* Watching my daughter in Orphan Train at the [Great American] History Theater, and the pride I feel as she becomes an actress of her own merit, not encumbered by attachment to her parents or siblings.
* Getting the opportunity to stretch my acting muscles as Ariel in Ten Thousand Things' The Tempest...and the added rare treat of acting opposite [my] husband [actor Stephen D'Ambrose], as Prospero.
* Celebrating the contribution of theater and dance critic Mike Steele at the Steele Ball....With style and wit, he helped pave the way for countless local artists' careers, firmed the foundation of struggling theaters and dance companies, and seduced Twin Cities audiences into supporting the performing arts and their artists. Here's to you, Mike.
Looking back over the past year for moments of theatrical inspiration (defining "inspiration" as something that moves one to jump to one's feet in appreciation for what one is witnessing), I find I'm having a crisis of faith....I just didn't see much theater that truly knocked my socks off. Without question, my performance high point of 1999 wasn't a straight theater event. It was the Walker Art Center's presentation of Fred Ho's Black Panther Suite. Ho created one of the finest examples I've witnessed of an artist's politics sharpening their art, while their art is simultaneously sharpened by their politics. Whether you subscribe to his ideology or not, the evening was an energetic, smart explosion of music and images which pushed boundaries and truly did have me jumping to my feet.

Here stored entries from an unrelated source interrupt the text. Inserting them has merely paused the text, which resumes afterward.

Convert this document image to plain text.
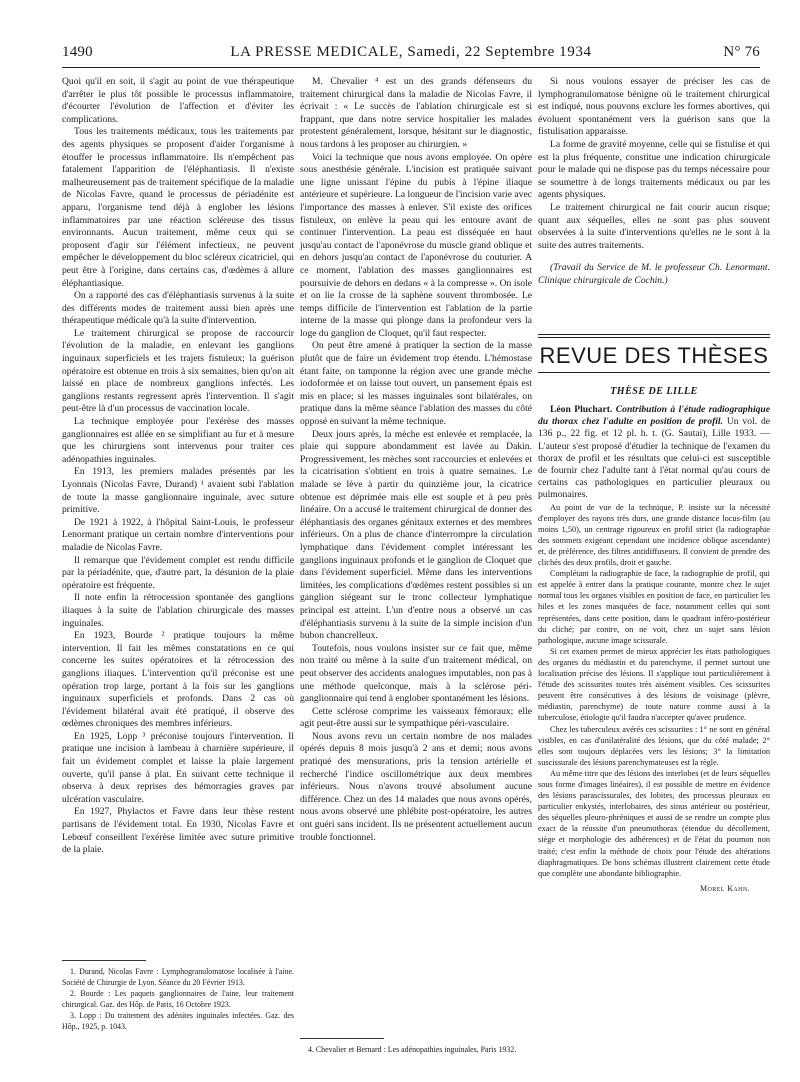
1490	LA PRESSE MEDICALE, Samedi, 22 Septembre 1934	N° 76

Quoi qu'il en soit, il s'agit au point de vue thérapeutique d'arrêter le plus tôt possible le processus inflammatoire, d'écourter l'évolution de l'affection et d'éviter les complications.

Tous les traitements médicaux, tous les traitements par des agents physiques se proposent d'aider l'organisme à étouffer le processus inflammatoire. Ils n'empêchent pas fatalement l'apparition de l'éléphantiasis. Il n'existe malheureusement pas de traitement spécifique de la maladie de Nicolas Favre, quand le processus de périadénite est apparu, l'organisme tend déjà à englober les lésions inflammatoires par une réaction scléreuse des tissus environnants. Aucun traitement, même ceux qui se proposent d'agir sur l'élément infectieux, ne peuvent empêcher le développement du bloc scléreux cicatriciel, qui peut être à l'origine, dans certains cas, d'œdèmes à allure éléphantiasique.

On a rapporté des cas d'éléphantiasis survenus à la suite des différents modes de traitement aussi bien après une thérapeutique médicale qu'à la suite d'intervention.

Le traitement chirurgical se propose de raccourcir l'évolution de la maladie, en enlevant les ganglions inguinaux superficiels et les trajets fistuleux; la guérison opératoire est obtenue en trois à six semaines, bien qu'on ait laissé en place de nombreux ganglions infectés. Les ganglions restants regressent après l'intervention. Il s'agit peut-être là d'un processus de vaccination locale.

La technique employée pour l'exérèse des masses ganglionnaires est allée en se simplifiant au fur et à mesure que les chirurgiens sont intervenus pour traiter ces adénopathies inguinales.

En 1913, les premiers malades présentés par les Lyonnais (Nicolas Favre, Durand) ¹ avaient subi l'ablation de toute la masse ganglionnaire inguinale, avec suture primitive.

De 1921 à 1922, à l'hôpital Saint-Louis, le professeur Lenormant pratique un certain nombre d'interventions pour maladie de Nicolas Favre.

Il remarque que l'évidement complet est rendu difficile par la périadénite, que, d'autre part, la désunion de la plaie opératoire est fréquente.

Il note enfin la rétrocession spontanée des ganglions iliaques à la suite de l'ablation chirurgicale des masses inguinales.

En 1923, Bourde ² pratique toujours la même intervention. Il fait les mêmes constatations en ce qui concerne les suites opératoires et la rétrocession des ganglions iliaques. L'intervention qu'il préconise est une opération trop large, portant à la fois sur les ganglions inguinaux superficiels et profonds. Dans 2 cas où l'évidement bilatéral avait été pratiqué, il observe des œdèmes chroniques des membres inférieurs.

En 1925, Lopp ³ préconise toujours l'intervention. Il pratique une incision à lambeau à charnière supérieure, il fait un évidement complet et laisse la plaie largement ouverte, qu'il panse à plat. En suivant cette technique il observa à deux reprises des hémorragies graves par ulcération vasculaire.

En 1927, Phylactos et Favre dans leur thèse restent partisans de l'évidement total. En 1930, Nicolas Favre et Lebœuf conseillent l'exérèse limitée avec suture primitive de la plaie.

1. Durand, Nicolas Favre : Lymphogranulomatose localisée à l'aine. Société de Chirurgie de Lyon. Séance du 20 Février 1913.

2. Bourde : Les paquets ganglionnaires de l'aine, leur traitement chirurgical. Gaz. des Hôp. de Paris, 16 Octobre 1923.

3. Lopp : Du traitement des adénites inguinales infectées. Gaz. des Hôp., 1925, p. 1043.

M. Chevalier ⁴ est un des grands défenseurs du traitement chirurgical dans la maladie de Nicolas Favre, il écrivait : « Le succès de l'ablation chirurgicale est si frappant, que dans notre service hospitalier les malades protestent généralement, lorsque, hésitant sur le diagnostic, nous tardons à les proposer au chirurgien. »

Voici la technique que nous avons employée. On opère sous anesthésie générale. L'incision est pratiquée suivant une ligne unissant l'épine du pubis à l'épine iliaque antérieure et supérieure. La longueur de l'incision varie avec l'importance des masses à enlever. S'il existe des orifices fistuleux, on enlève la peau qui les entoure avant de continuer l'intervention. La peau est disséquée en haut jusqu'au contact de l'aponévrose du muscle grand oblique et en dehors jusqu'au contact de l'aponévrose du couturier. A ce moment, l'ablation des masses ganglionnaires est poursuivie de dehors en dedans « à la compresse ». On isole et on lie la crosse de la saphène souvent thrombosée. Le temps difficile de l'intervention est l'ablation de la partie interne de la masse qui plonge dans la profondeur vers la loge du ganglion de Cloquet, qu'il faut respecter.

On peut être amené à pratiquer la section de la masse plutôt que de faire un évidement trop étendu. L'hémostase étant faite, on tamponne la région avec une grande mèche iodoformée et on laisse tout ouvert, un pansement épais est mis en place; si les masses inguinales sont bilatérales, on pratique dans la même séance l'ablation des masses du côté opposé en suivant la même technique.

Deux jours après, la mèche est enlevée et remplacée, la plaie qui suppure abondamment est lavée au Dakin. Progressivement, les mèches sont raccourcies et enlevées et la cicatrisation s'obtient en trois à quatre semaines. Le malade se lève à partir du quinzième jour, la cicatrice obtenue est déprimée mais elle est souple et à peu près linéaire. On a accusé le traitement chirurgical de donner des éléphantiasis des organes génitaux externes et des membres inférieurs. On a plus de chance d'interrompre la circulation lymphatique dans l'évidement complet intéressant les ganglions inguinaux profonds et le ganglion de Cloquet que dans l'évidement superficiel. Même dans les interventions limitées, les complications d'œdèmes restent possibles si un ganglion siégeant sur le tronc collecteur lymphatique principal est atteint. L'un d'entre nous a observé un cas d'éléphantiasis survenu à la suite de la simple incision d'un bubon chancrelleux.

Toutefois, nous voulons insister sur ce fait que, même non traité ou même à la suite d'un traitement médical, on peut observer des accidents analogues imputables, non pas à une méthode quelconque, mais à la sclérose péri-ganglionnaire qui tend à englober spontanément les lésions.

Cette sclérose comprime les vaisseaux fémoraux; elle agit peut-être aussi sur le sympathique péri-vasculaire.

Nous avons revu un certain nombre de nos malades opérés depuis 8 mois jusqu'à 2 ans et demi; nous avons pratiqué des mensurations, pris la tension artérielle et recherché l'indice oscillométrique aux deux membres inférieurs. Nous n'avons trouvé absolument aucune différence. Chez un des 14 malades que nous avons opérés, nous avons observé une phlébite post-opératoire, les autres ont guéri sans incident. Ils ne présentent actuellement aucun trouble fonctionnel.

4. Chevalier et Bernard : Les adénopathies inguinales, Paris 1932.

Si nous voulons essayer de préciser les cas de lymphogranulomatose bénigne où le traitement chirurgical est indiqué, nous pouvons exclure les formes abortives, qui évoluent spontanément vers la guérison sans que la fistulisation apparaisse.

La forme de gravité moyenne, celle qui se fistulise et qui est la plus fréquente, constitue une indication chirurgicale pour le malade qui ne dispose pas du temps nécessaire pour se soumettre à de longs traitements médicaux ou par les agents physiques.

Le traitement chirurgical ne fait courir aucun risque; quant aux séquelles, elles ne sont pas plus souvent observées à la suite d'interventions qu'elles ne le sont à la suite des autres traitements.

(Travail du Service de M. le professeur Ch. Lenormant. Clinique chirurgicale de Cochin.)

REVUE DES THÈSES
THÈSE DE LILLE

Léon Pluchart. Contribution à l'étude radiographique du thorax chez l'adulte en position de profil. Un vol. de 136 p., 22 fig. et 12 pl. h. t. (G. Sautai), Lille 1933. — L'auteur s'est proposé d'étudier la technique de l'examen du thorax de profil et les résultats que celui-ci est susceptible de fournir chez l'adulte tant à l'état normal qu'au cours de certains cas pathologiques en particulier pleuraux ou pulmonaires.

Au point de vue de la technique, P. insiste sur la nécessité d'employer des rayons très durs, une grande distance locus-film (au moins 1,50), un centrage rigoureux en profil strict (la radiographie des sommets exigeant cependant une incidence oblique ascendante) et, de préférence, des filtres antidiffuseurs. Il convient de prendre des clichés des deux profils, droit et gauche.

Complétant la radiographie de face, la radiographie de profil, qui est appelée à entrer dans la pratique courante, montre chez le sujet normal tous les organes visibles en position de face, en particulier les hiles et les zones masquées de face, notamment celles qui sont représentées, dans cette position, dans le quadrant inféro-postérieur du cliché; par contre, on ne voit, chez un sujet sans lésion pathologique, aucune image scissurale.

Si cet examen permet de mieux apprécier les états pathologiques des organes du médiastin et du parenchyme, il permet surtout une localisation précise des lésions. Il s'applique tout particulièrement à l'étude des scissurites toutes très aisément visibles. Ces scissurites peuvent être consécutives à des lésions de voisinage (plèvre, médiastin, parenchyme) de toute nature comme aussi à la tuberculose, étiologie qu'il faudra n'accepter qu'avec prudence.

Chez les tuberculeux avérés ces scissurites : 1° ne sont en général visibles, en cas d'unilatéralité des lésions, que du côté malade; 2° elles sont toujours déplacées vers les lésions; 3° la limitation suscissurale des lésions parenchymateuses est la règle.

Au même titre que des lésions des interlobes (et de leurs séquelles sous forme d'images linéaires), il est possible de mettre en évidence des lésions parascissurales, des lobites, des processus pleuraux en particulier enkystés, interlobaires, des sinus antérieur ou postérieur, des séquelles pleuro-phréniques et aussi de se rendre un compte plus exact de la réussite d'un pneumothorax (étendue du décollement, siège et morphologie des adhérences) et de l'état du poumon non traité; c'est enfin la méthode de choix pour l'étude des altérations diaphragmatiques. De bons schémas illustrent clairement cette étude que complète une abondante bibliographie.

Morel Kahn.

In November I attended a roundtable discussion of local artistic directors at Normandale Community College. We discussed the relevance of theater in our culture with about a hundred students from Normandale and North Hennepin Community Technical College. Through this conversation, as well as a day of discussion at St. Olaf College, I have come to believe that the future of Twin Cities theater is bright. These students are excited and knowledgeable about local theater. In addition, I look for the torch of local performance arts to be carried by two of my favorite local institutions: the Playwrights' Center and the Southern Theater, both of which are working to achieve the goals of their current capital campaigns.
It was three days before Memorial Day weekend. My in-laws were coming for the weekend. Our campaign for a new theater was in high gear. We had just revived new bids on the project. The costs had risen $300,000. We had hundreds of dollars out in requests but we only actually had $400,000 in the bank. We'd arranged to perform our Fresh Ink Series on the second floor of the Hennepin Center for the Arts so demolition could begin. Three days before Memorial Day, the financing for construction of the theater fell apart. The construction manager began talking about assigning his contractors to other jobs. The architect suggested that maybe we should postpone the project for a year. What had seemed a carefully constructed dream was now crashing in all around us. We made appointments with every banker we knew. I didn't sleep much. I didn't see my in-laws much. Colleen Carey, co-chair of our capital campaign, led the board through the numbers. The board voted unanimously to go ahead. Here we are six months later, and we've raised $910,000 of the $1.2 million. The auditorium seating will arrive two days before the audience. The carpet may come after our first preview. Miss Richfield 1981 and Connie Evingson lead off the merriment in two Holiday Housewarmings. We hoped we'd be here in December, but there were no guarantees. We needed to focus on the dream to get through the details. I'm struck by how the drama of building a theater is the same as the drama of creating new work.
My favorite performance this year was Bob Davis in the Jungle Theater's Lobster Alice. Subtle, restrained, and full of emotional depth--the kind of true comedy that comes from a fully realized character. Bob is always good, but this transported me--especially when he quietly sang that little tune and, in one magical moment, made us all feel his ache and loneliness and dignity.
Theatergoing is tough on autistic kids; noisy, crowded spaces can quickly overwhelm them, turning a children's matinee into a prison sentence. It's work. So watching my younger son's newfound enchantment at Steppingstone's The Stinky Cheese Man, the Guthrie's A Christmas Carol, and CTC's Lilly's Purple Plastic Purse was a keen pleasure. Fresh gusto notwithstanding, my youngest firmly forgoes all post-performance offers to visit backstage, meet the actors, etc.--even passing up touring CTC's open house with his older brother and me. Then, one night at dinner, he dreamily announces, "I wonder how they make Jacob Marley's ghost-smoke when he scares Scrooge?" I stuck my foot squarely in it: "Honey, if you'd gone on the backstage tour, you'd know how they do it!" His patience shames me: "Dad, I don't want to know...I just want to wonder." Just so. May the same be truly said of us. And all of us. Coraggio.